Not even noninvasive cell-free DNA can rescue preimplantation genetic testing

Huang et al. (1) suggest that noninvasive preimplantation genetic testing for aneuploidy (niPGT-A) of embryos (assessments of cell-free aneuploid DNA in spent media) may be more reliable than trophectoderm (TE) biopsy. We welcome their efforts but question their assumption that blastocyst-stage embryos by any means can be accurately diagnosed, since testing at the blastocyst stage does not account for self-correcting embryos downstream. The authors quote Bolton et al. (2) as demonstrating increased apoptosis in inner cell mass (ICM) in comparison to TE. They, however, fail to note that the primary observation in their paper was successful self-correction of embryonic cells within the ICM. Observations on apoptosis were only the biological explanations for how these self-corrections occur.

The possibility of self-correction renders almost every diagnostic procedure at the blastocyst stage, whether invasive or noninvasive, largely irrelevant. Such testing, moreover, creates false-positive diagnoses (3), leading to the mistaken disposal of large numbers of embryos with excellent live-birth potential. A recent survey of fertility centers, indeed, revealed over 400 normal pregnancies established from transfer of embryos by invasive PGT-A at the blastocyst stage diagnosed as aneuploid or mosaic (4).

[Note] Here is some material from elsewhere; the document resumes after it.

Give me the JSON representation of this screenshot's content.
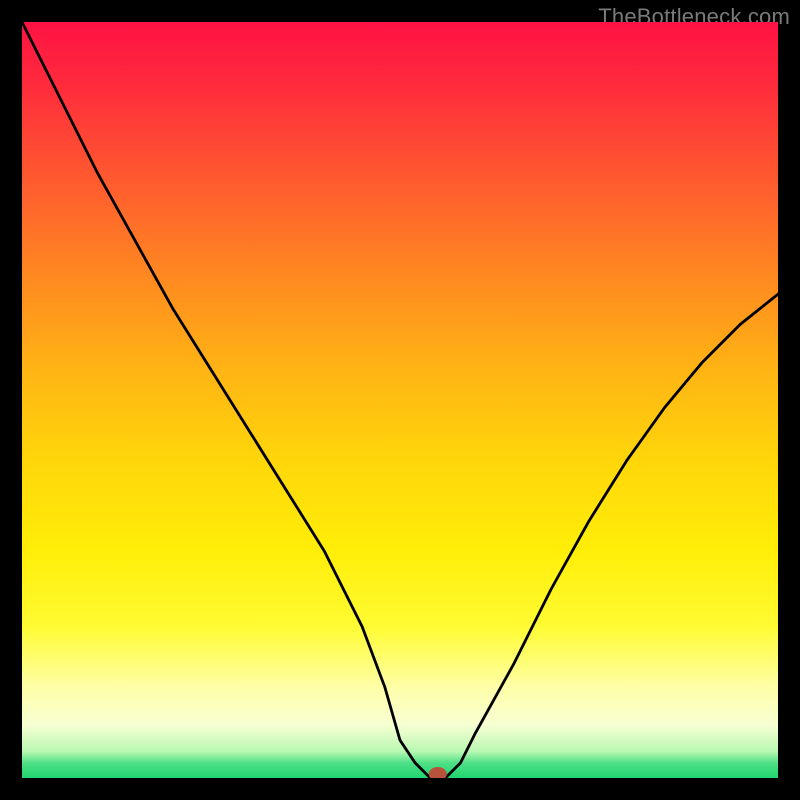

Although the technical analysis of embryos is presented elegantly, it ultimately is at best only hypothesis-generating and does not offer validated evidence regarding niPGT-A’s abilities to reliably define the ultimate karyotype of embryos, which may still be in flux. In addition, the authors’ statistical analysis is based on unproven assumptions which do not take into account important biological realities, including the following. First, TE and ICM are assumed to leak into spent media, but TE is in direct contact with medium and ICM is not. Cell-free DNA detected in spent media may, therefore, primarily or exclusively only be TE-derived. As TE and ICM can be discrepant (5), where aneuploid DNA comes from is important, especially since TE produces the placenta, which even in euploid pregnancies at term can still contain aneuploid cell islands. Second, TE at the blastocyst stage is made up by ca. 200 to 250 cells but the ICM by only ca. 10 to 15% of that cell mass. Even assuming leakage from ICM cells, there was no mathematical adjustment made for this difference in cell numbers. Third, the authors contradict themselves, on one hand basing their diagnostic formula on the belief that increased apoptosis, whether from ICM or TE, must be associated with increased leakage, yet on the other hand arguing “at least for the euploid embryos, that leakage of DNA from the euploid cells outweighs that of the apoptotic aneuploid cells.”

Two other weaknesses of their study are that next-generation sequencing is able to detect DNA from secondary cell lines only above 20% of total DNA, thereby missing lower levels of mosaicism. Also, spent media came from thawed blastocyst-stage embryos after 24 h of culture. These embryos, therefore, were 1 full day older than embryos undergoing PGT-A in clinical practice. They, therefore, may already be self-correcting.

In conclusion, while niPGT-A, theoretically, would be clearly preferable over TE biopsy, this study does not offer information warranting routine clinical use of either procedure.